Taşeli'de kadın ve siyasal katılım

Kasım Tunç
ABONE OL

Taşeli Bölgesi’nde kadının siyasal katılımı önündeki en geçerli engel;  kadınların siyaset mecrasını yeteri kadar tanıyamamaları ve hala tecrübeleri olmadığından hareketle siyasi ve eril kültürün baskın ve kalıplayıcı ortamından oluşan zorlukları aşma inancının zayıflığı, bölge kadınını siyasete girmeye isteksiz davranmaya itmektedir.

Taşeli kadınının siyasi haklardan yararlanma arzusu bölgenin çevresel faktörleri tarafından törpülenmiştir. Taşeli Bölgesi’nde kadınların politik davranışlarının önündeki engellerden biri sosyalleşme sürecinde kadınlara edilgen ve bağımlı olmakla ilgili değerler, normlar ve davranış kalıpları, erkeklere etken ve karar verici değerler, normlar ve davranış kalıpları öğretilmesidir.

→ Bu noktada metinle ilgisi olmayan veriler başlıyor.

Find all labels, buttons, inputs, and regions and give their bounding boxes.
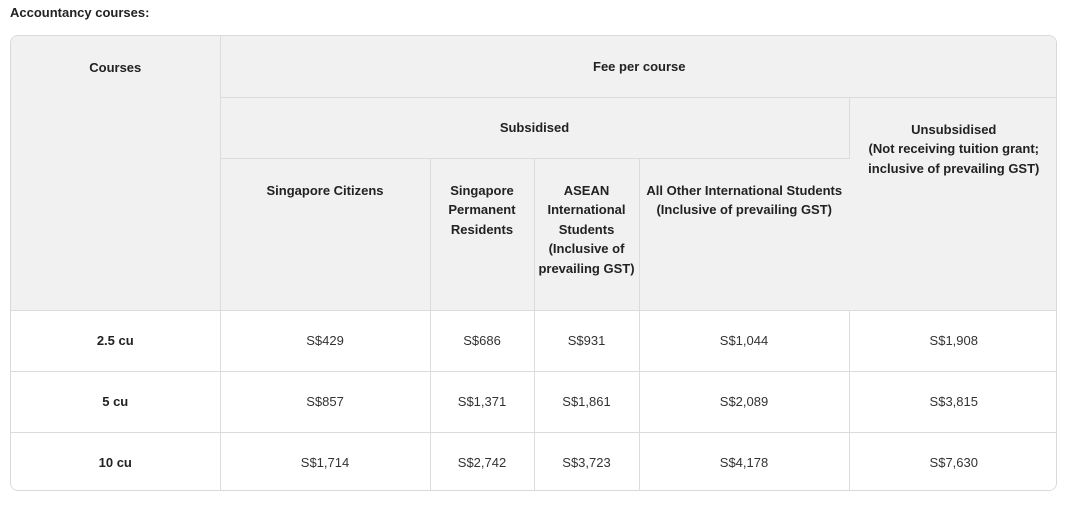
cell-other-fee: S$4,178: [639, 432, 850, 490]
cell-unsubsidised-fee: S$7,630: [849, 432, 1056, 490]
header-line: Students: [558, 221, 615, 237]
table-header: Courses Fee per course Subsidised Unsubs…: [11, 36, 1056, 311]
cell-asean-fee: S$931: [534, 310, 640, 372]
table-row: 5 cu S$857 S$1,371 S$1,861 S$2,089 S$3,8…: [11, 371, 1056, 433]
header-courses: Courses: [11, 36, 221, 311]
header-unsubsidised-line: inclusive of prevailing GST): [868, 160, 1040, 176]
table-body: 2.5 cu S$429 S$686 S$931 S$1,044 S$1,908…: [11, 310, 1056, 490]
header-other-international: All Other International Students (Inclus…: [639, 158, 849, 311]
cell-citizens-fee: S$429: [220, 310, 431, 372]
cell-unsubsidised-fee: S$3,815: [849, 371, 1056, 433]
header-line: All Other International Students: [646, 182, 843, 198]
header-line: (Inclusive of: [548, 241, 625, 256]
cell-other-fee: S$2,089: [639, 371, 850, 433]
header-unsubsidised: Unsubsidised (Not receiving tuition gran…: [849, 97, 1056, 311]
cell-pr-fee: S$2,742: [430, 432, 535, 490]
cell-pr-fee: S$686: [430, 310, 535, 372]
cell-unsubsidised-fee: S$1,908: [849, 310, 1056, 372]
header-line: ASEAN: [563, 182, 610, 198]
header-fee-per-course: Fee per course: [220, 36, 1056, 98]
cell-course: 5 cu: [11, 371, 221, 433]
cell-course: 2.5 cu: [11, 310, 221, 372]
header-line: (Inclusive of prevailing GST): [656, 202, 833, 217]
header-line: Residents: [450, 221, 514, 237]
fees-table-container: Courses Fee per course Subsidised Unsubs…: [10, 35, 1057, 491]
table-caption: Accountancy courses:: [10, 5, 150, 20]
cell-asean-fee: S$1,861: [534, 371, 640, 433]
header-line: Permanent: [448, 202, 516, 217]
cell-citizens-fee: S$1,714: [220, 432, 431, 490]
table-row: 2.5 cu S$429 S$686 S$931 S$1,044 S$1,908: [11, 310, 1056, 372]
header-line: International: [547, 202, 626, 217]
header-line: Singapore: [450, 182, 514, 198]
header-unsubsidised-line: (Not receiving tuition grant;: [868, 141, 1039, 156]
cell-asean-fee: S$3,723: [534, 432, 640, 490]
fees-table: Courses Fee per course Subsidised Unsubs…: [11, 36, 1056, 490]
header-line: prevailing GST): [538, 260, 635, 276]
cell-course: 10 cu: [11, 432, 221, 490]
cell-pr-fee: S$1,371: [430, 371, 535, 433]
cell-citizens-fee: S$857: [220, 371, 431, 433]
header-permanent-residents: Singapore Permanent Residents: [430, 158, 535, 311]
header-subsidised: Subsidised: [220, 97, 850, 159]
header-singapore-citizens: Singapore Citizens: [220, 158, 431, 311]
table-row: 10 cu S$1,714 S$2,742 S$3,723 S$4,178 S$…: [11, 432, 1056, 490]
cell-other-fee: S$1,044: [639, 310, 850, 372]
header-unsubsidised-line: Unsubsidised: [911, 121, 997, 137]
header-line: Singapore Citizens: [266, 182, 384, 198]
header-asean-students: ASEAN International Students (Inclusive …: [534, 158, 640, 311]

Kadın ve erkeğin sosyalizasyon sürecindeki bu farklılık, meslek seçiminden, yaşam tarzına ve siyasi hayata katılma oranına kadar pek çok alana yansımaktadır. Siyasete aktif katılımını etkileyen diğer nedenleri ise, siyasetin erkek işi olarak sayılması, iş yaşamındaki kadınların evdeki sorumluluklarının olduğu gibi sürdürmek zorunda kalması, ev kadınlarının ise ev dışındaki toplumsal etkinliklerinin eşlerinin kısıtladığı bir zeminde gerçekleşmesi şeklinde sıralanabilir.

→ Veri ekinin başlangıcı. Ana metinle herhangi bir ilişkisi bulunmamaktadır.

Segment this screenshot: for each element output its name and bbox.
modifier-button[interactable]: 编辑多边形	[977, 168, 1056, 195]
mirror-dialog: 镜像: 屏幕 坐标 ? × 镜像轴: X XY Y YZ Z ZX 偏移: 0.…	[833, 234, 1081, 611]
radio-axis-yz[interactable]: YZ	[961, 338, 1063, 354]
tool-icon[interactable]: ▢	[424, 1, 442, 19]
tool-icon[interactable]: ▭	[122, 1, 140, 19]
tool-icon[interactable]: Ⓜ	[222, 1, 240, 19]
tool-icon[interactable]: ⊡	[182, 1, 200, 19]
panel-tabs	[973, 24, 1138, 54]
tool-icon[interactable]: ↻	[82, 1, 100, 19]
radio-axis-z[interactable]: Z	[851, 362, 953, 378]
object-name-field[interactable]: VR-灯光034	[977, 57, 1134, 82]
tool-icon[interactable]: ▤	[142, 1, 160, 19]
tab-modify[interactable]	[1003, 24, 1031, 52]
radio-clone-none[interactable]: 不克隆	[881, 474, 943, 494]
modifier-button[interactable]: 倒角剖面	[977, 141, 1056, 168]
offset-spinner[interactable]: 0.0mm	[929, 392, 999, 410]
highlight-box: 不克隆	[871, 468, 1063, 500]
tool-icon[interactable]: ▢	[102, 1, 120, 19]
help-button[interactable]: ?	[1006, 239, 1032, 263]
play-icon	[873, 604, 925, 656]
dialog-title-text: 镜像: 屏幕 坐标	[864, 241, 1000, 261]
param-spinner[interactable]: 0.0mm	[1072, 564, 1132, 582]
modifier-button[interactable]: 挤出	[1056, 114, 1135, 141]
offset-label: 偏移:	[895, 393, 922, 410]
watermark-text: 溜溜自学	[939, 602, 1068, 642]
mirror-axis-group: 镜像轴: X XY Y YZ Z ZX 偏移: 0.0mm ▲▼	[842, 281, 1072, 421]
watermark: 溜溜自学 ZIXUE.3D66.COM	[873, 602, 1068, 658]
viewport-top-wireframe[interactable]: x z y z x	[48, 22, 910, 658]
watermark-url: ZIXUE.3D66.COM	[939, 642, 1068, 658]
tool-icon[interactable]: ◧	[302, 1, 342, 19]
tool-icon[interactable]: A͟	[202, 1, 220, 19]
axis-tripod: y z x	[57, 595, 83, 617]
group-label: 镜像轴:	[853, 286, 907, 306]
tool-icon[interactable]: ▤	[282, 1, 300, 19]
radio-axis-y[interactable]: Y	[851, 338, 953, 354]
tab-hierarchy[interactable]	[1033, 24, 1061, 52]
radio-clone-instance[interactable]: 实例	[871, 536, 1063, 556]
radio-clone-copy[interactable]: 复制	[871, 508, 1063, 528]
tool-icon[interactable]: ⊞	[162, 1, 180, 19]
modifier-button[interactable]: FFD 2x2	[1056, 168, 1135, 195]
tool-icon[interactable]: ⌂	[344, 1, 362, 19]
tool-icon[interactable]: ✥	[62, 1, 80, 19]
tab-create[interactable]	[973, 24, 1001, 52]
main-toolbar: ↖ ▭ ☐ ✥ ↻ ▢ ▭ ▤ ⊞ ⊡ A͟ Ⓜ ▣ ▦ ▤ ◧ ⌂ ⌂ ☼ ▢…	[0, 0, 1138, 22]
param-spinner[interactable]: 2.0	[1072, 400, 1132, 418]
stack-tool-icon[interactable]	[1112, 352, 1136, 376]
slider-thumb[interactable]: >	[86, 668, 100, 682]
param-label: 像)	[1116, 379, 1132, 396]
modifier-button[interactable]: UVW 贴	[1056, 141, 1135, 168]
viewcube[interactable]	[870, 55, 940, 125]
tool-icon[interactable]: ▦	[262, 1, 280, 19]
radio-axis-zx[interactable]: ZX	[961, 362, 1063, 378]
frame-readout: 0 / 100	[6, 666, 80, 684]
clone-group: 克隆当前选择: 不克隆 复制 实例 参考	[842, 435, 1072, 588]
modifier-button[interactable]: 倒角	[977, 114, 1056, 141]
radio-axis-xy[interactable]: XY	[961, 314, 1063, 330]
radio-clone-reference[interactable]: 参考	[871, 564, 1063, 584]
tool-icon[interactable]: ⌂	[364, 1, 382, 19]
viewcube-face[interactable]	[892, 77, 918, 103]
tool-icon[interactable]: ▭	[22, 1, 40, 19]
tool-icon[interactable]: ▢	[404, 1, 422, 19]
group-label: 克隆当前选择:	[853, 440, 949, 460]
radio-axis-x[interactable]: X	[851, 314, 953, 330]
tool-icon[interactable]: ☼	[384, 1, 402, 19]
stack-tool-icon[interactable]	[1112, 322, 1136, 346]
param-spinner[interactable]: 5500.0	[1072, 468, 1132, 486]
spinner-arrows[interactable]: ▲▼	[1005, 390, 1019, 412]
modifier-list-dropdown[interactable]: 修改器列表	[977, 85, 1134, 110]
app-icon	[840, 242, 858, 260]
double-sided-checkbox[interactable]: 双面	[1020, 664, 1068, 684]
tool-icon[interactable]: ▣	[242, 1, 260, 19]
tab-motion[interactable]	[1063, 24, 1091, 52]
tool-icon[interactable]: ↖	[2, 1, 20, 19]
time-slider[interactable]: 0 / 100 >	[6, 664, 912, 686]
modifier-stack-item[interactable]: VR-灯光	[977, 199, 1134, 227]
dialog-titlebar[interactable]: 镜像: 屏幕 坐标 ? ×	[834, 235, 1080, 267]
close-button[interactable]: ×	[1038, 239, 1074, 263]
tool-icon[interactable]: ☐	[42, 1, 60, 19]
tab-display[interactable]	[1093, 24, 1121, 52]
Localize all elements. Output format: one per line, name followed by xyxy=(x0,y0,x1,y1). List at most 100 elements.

Genel siyasette de kadınların siyasal katılım oranı bölge kadınının siyasal katılım oranından farklı değildir. Dünya ülkelerinde kadın bakan ortalaması %22 iken, Türkiye ise 2 kadın bakanıyla, 188 ülke arasında 138. Sırada bulunmaktadır. Bu durum hemen hemen TBMM’de aynıdır (Women İn Politics, 2019:1).

Kadına seçme ve seçilme hakkının verilmesiyle birlikte 1935 yılında Dünya genelinde Meclislerde temsil edilen kadın milletvekili sıralamasında Türkiye 2.sıradayken günümüzde 138.sırada yer alıyor olması, eril kültürün ülke genelinde tamamen hâkim olmasının bir göstergesidir.

Taşeli Bölgesi’nde genel olarak kadınların Siyasi oluşumların dışında bırakılmalarının temel nedeni bölgenin radikal yapısında oluşan cinsiyet rollerinde gizlidir. Kadın; Taşeli Bölgesi’nde siyasi bilincinin oluşumunda, sosyo-ekonomik ve kültürel yapısının gelişiminde her geçen gün önemli bir konuma gelmiş olsa da, bölge kadınının siyasal oluşumlardaki organizasyonlarda bir değişiklik yaratmamıştır.

Bu durum devlet yönetiminde yönetilen ve yönetenin yer değiştirmesi söz konusu olsa da, erkek ile kadın arasındaki yöneten-yönetilen ilişkisi sürekliliği görüşünü güçlendirmektedir. Bunun nedenleri olarak; eril örgüt kültürü, kadınlara karşı var olan yerleşik kalıplar ve önyargılar, sosyal ağlar, rol modellerin eksikliği ve Ataerkillik kavramı şeklinde saymak mümkündür.

Ataerkillik kavramı erkek otoritesine dayanan sosyal örgütlenmeye işaret eder. Daha açık bir ifade ile babanın otoritesine, iktidarına dayanan bir yönetim, bir tahakküm ilişkisidir ve bir cins olarak toplumda kadınların ezilmesi sonucunu doğuran kurumsal ve kültürel düzenleme ve uygulamaları belirtir. Bu tanımlama tam olarak Taşeli Bölgesi’nde kendini göstermektedir.

Ataerkillik, araştırma konumuz olan bölgenin antik yunandan günümüze kadar gelen değişmez bir olgusudur. Demokrasinin beşiği olarak kabul edilen Eski Yunan’da demokrasi tümüyle kadınların ve kölelerin dışarıda bırakıldığı bir sistem olarak günümüze kadar gelmiştir.

Genel olarak Seçim zamanlarında siyasi aktörlerin sıklıkla kadınların aday olma yönündeki isteklerini kırıcı davranışlarda bulunduklarından kadınların siyasete girme ürkekliğine itmektedir. Kadınların aday olmalarının önündeki bir diğer engel de siyasi partilerdeki aday belirleme yöntemi olarak değerlendirilebilir. Aday tespiti genellikle erkek adaylar kriterleri üzerinden değerlendirilmektedir.